I would be quite delighted with a portable Pi, or Pi laptop, and would likely buy one if it became available. The level of desire or want has no relationship to the suitability of the available Pi platforms for use as the main building block of a laptop.But what if you want a portable Raspberry Pi? Many people don't need or want one and so they have a complete blind spot to others that might think differently.
I can see the use case for a portable Pi, especially if you are making use of the GPIO. However, the form factor, thermals, port layout and sheer height of a 4B or 5 make it a crappy foundation block for a laptop. The other factor most people overlook or don't understand is the complexity of getting a recycled laptop display to play nicely with a Pi. The OP may not care, and doing things just because you can, if often a big enough reason. The question is are you trying to find something interesting to do with a Pi, or are you trying to build a decent laptop.
If the goal is inexpensive laptop form factor computing, there are many better building blocks. Recycled Chromebooks for example make fabulous Linux laptops.
GPIO aside I could repurpose a used chromebook and forget Raspberry Pi altogether, portable or not.

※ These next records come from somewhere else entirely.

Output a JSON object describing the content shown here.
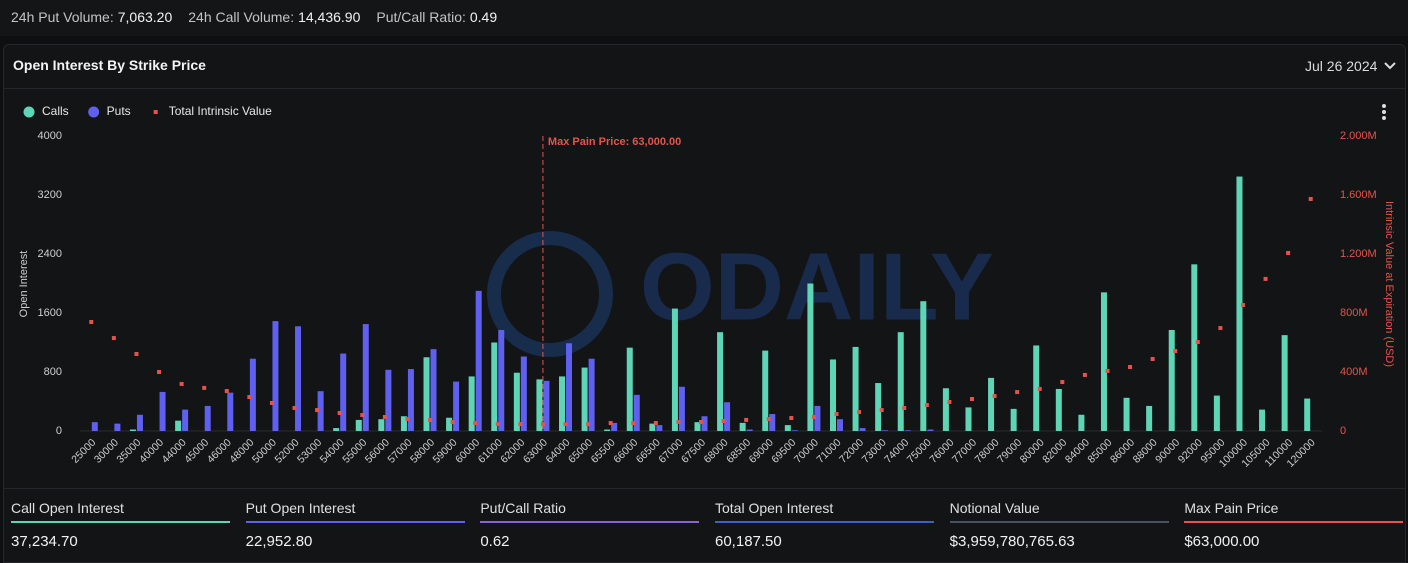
{
  "header_stats": [
    {
      "label": "24h Put Volume:",
      "value": "7,063.20"
    },
    {
      "label": "24h Call Volume:",
      "value": "14,436.90"
    },
    {
      "label": "Put/Call Ratio:",
      "value": "0.49"
    }
  ],
  "panel": {
    "title": "Open Interest By Strike Price",
    "date": "Jul 26 2024"
  },
  "chart_data": {
    "type": "bar",
    "watermark": "ODAILY",
    "y_label": "Open Interest",
    "y2_label": "Intrinsic Value at Expiration (USD)",
    "categories": [
      "25000",
      "30000",
      "35000",
      "40000",
      "44000",
      "45000",
      "46000",
      "48000",
      "50000",
      "52000",
      "53000",
      "54000",
      "55000",
      "56000",
      "57000",
      "58000",
      "59000",
      "60000",
      "61000",
      "62000",
      "63000",
      "64000",
      "65000",
      "65500",
      "66000",
      "66500",
      "67000",
      "67500",
      "68000",
      "68500",
      "69000",
      "69500",
      "70000",
      "71000",
      "72000",
      "73000",
      "74000",
      "75000",
      "76000",
      "77000",
      "78000",
      "79000",
      "80000",
      "82000",
      "84000",
      "85000",
      "86000",
      "88000",
      "90000",
      "92000",
      "95000",
      "100000",
      "105000",
      "110000",
      "120000"
    ],
    "series": [
      {
        "name": "Calls",
        "type": "bar",
        "color": "#5ed6b6",
        "values": [
          0,
          0,
          20,
          0,
          140,
          0,
          0,
          0,
          0,
          0,
          0,
          40,
          150,
          160,
          200,
          1000,
          180,
          740,
          1200,
          790,
          700,
          740,
          860,
          20,
          1130,
          100,
          1660,
          120,
          1340,
          110,
          1090,
          80,
          2000,
          970,
          1140,
          650,
          1340,
          1760,
          580,
          320,
          720,
          300,
          1160,
          570,
          220,
          1880,
          450,
          340,
          1370,
          2260,
          480,
          3450,
          290,
          1300,
          440
        ]
      },
      {
        "name": "Puts",
        "type": "bar",
        "color": "#5f5ff0",
        "values": [
          120,
          100,
          220,
          530,
          290,
          340,
          520,
          980,
          1490,
          1420,
          540,
          1050,
          1450,
          830,
          840,
          1110,
          670,
          1900,
          1370,
          1010,
          680,
          1190,
          980,
          110,
          490,
          80,
          600,
          200,
          390,
          20,
          230,
          10,
          340,
          160,
          40,
          10,
          10,
          20,
          0,
          0,
          0,
          0,
          0,
          0,
          0,
          0,
          0,
          0,
          0,
          0,
          0,
          0,
          0,
          0,
          0
        ]
      },
      {
        "name": "Total Intrinsic Value",
        "type": "scatter",
        "axis": "y2",
        "color": "#e5534b",
        "values": [
          739,
          630,
          522,
          400,
          319,
          292,
          271,
          230,
          190,
          156,
          142,
          122,
          108,
          95,
          81,
          75,
          61,
          54,
          47,
          47,
          47,
          47,
          47,
          54,
          54,
          54,
          61,
          61,
          68,
          75,
          81,
          88,
          95,
          115,
          129,
          142,
          156,
          176,
          197,
          217,
          237,
          264,
          285,
          332,
          380,
          407,
          434,
          488,
          542,
          603,
          698,
          854,
          1031,
          1207,
          1573
        ]
      }
    ],
    "ylim": [
      0,
      4000
    ],
    "yticks": [
      0,
      800,
      1600,
      2400,
      3200,
      4000
    ],
    "y2lim": [
      0,
      2000
    ],
    "y2ticks": [
      0,
      {
        "value": 400,
        "label": "400M"
      },
      {
        "value": 800,
        "label": "800M"
      },
      {
        "value": 1200,
        "label": "1.200M"
      },
      {
        "value": 1600,
        "label": "1.600M"
      },
      {
        "value": 2000,
        "label": "2.000M"
      }
    ],
    "grid": false,
    "legend": "top-left",
    "annotation": {
      "text": "Max Pain Price: 63,000.00",
      "category": "63000",
      "color": "#e5534b"
    }
  },
  "footer_stats": [
    {
      "label": "Call Open Interest",
      "value": "37,234.70",
      "color": "#5ed6b6"
    },
    {
      "label": "Put Open Interest",
      "value": "22,952.80",
      "color": "#5f5ff0"
    },
    {
      "label": "Put/Call Ratio",
      "value": "0.62",
      "color": "#8a63d2"
    },
    {
      "label": "Total Open Interest",
      "value": "60,187.50",
      "color": "#3a62c4"
    },
    {
      "label": "Notional Value",
      "value": "$3,959,780,765.63",
      "color": "#4a5262"
    },
    {
      "label": "Max Pain Price",
      "value": "$63,000.00",
      "color": "#e5534b"
    }
  ]
}
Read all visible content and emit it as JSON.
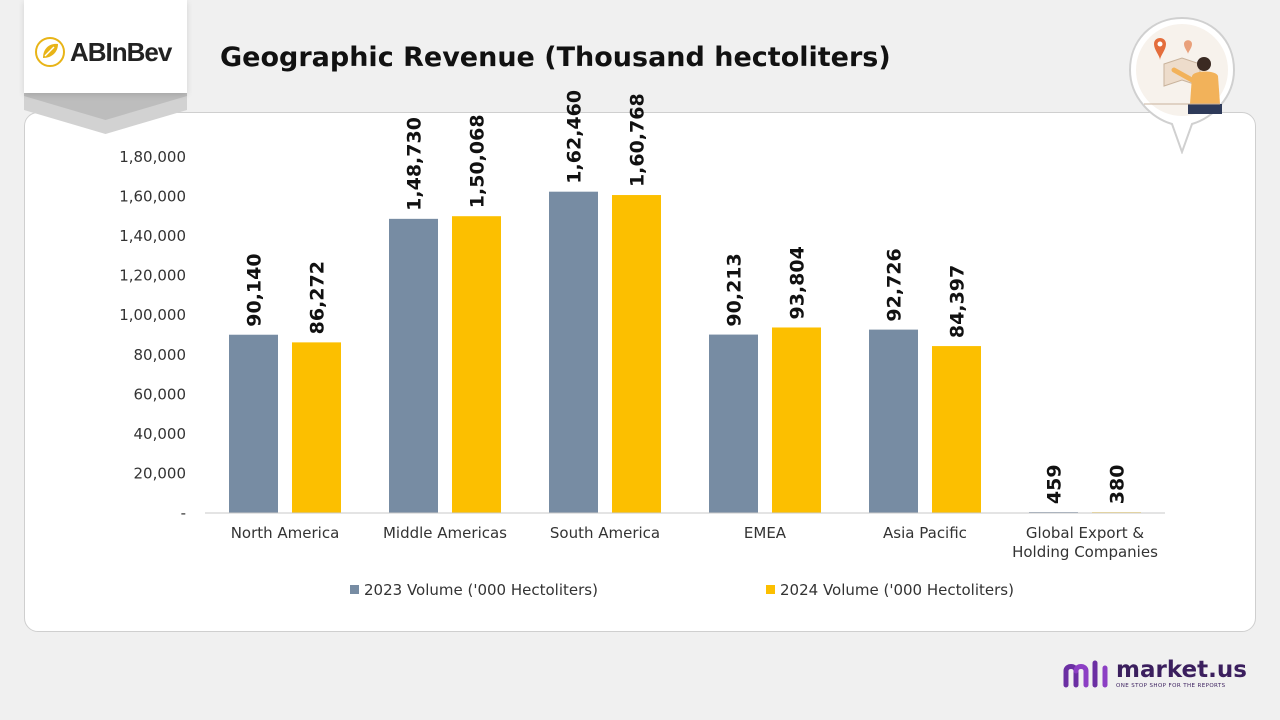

The fact is that the current physical hardware in either standalone/mainboard Pi (4B or 5) or all in one (400, 500) are not a suitable building block to make a laptop. The CM4 or CM5 with a custom motherboard is closer. However, that approach would require the most design work. The Pi team certainly could make one with a custom PCB, but I suspect they currently believe that the demand would not justify the NRE costs.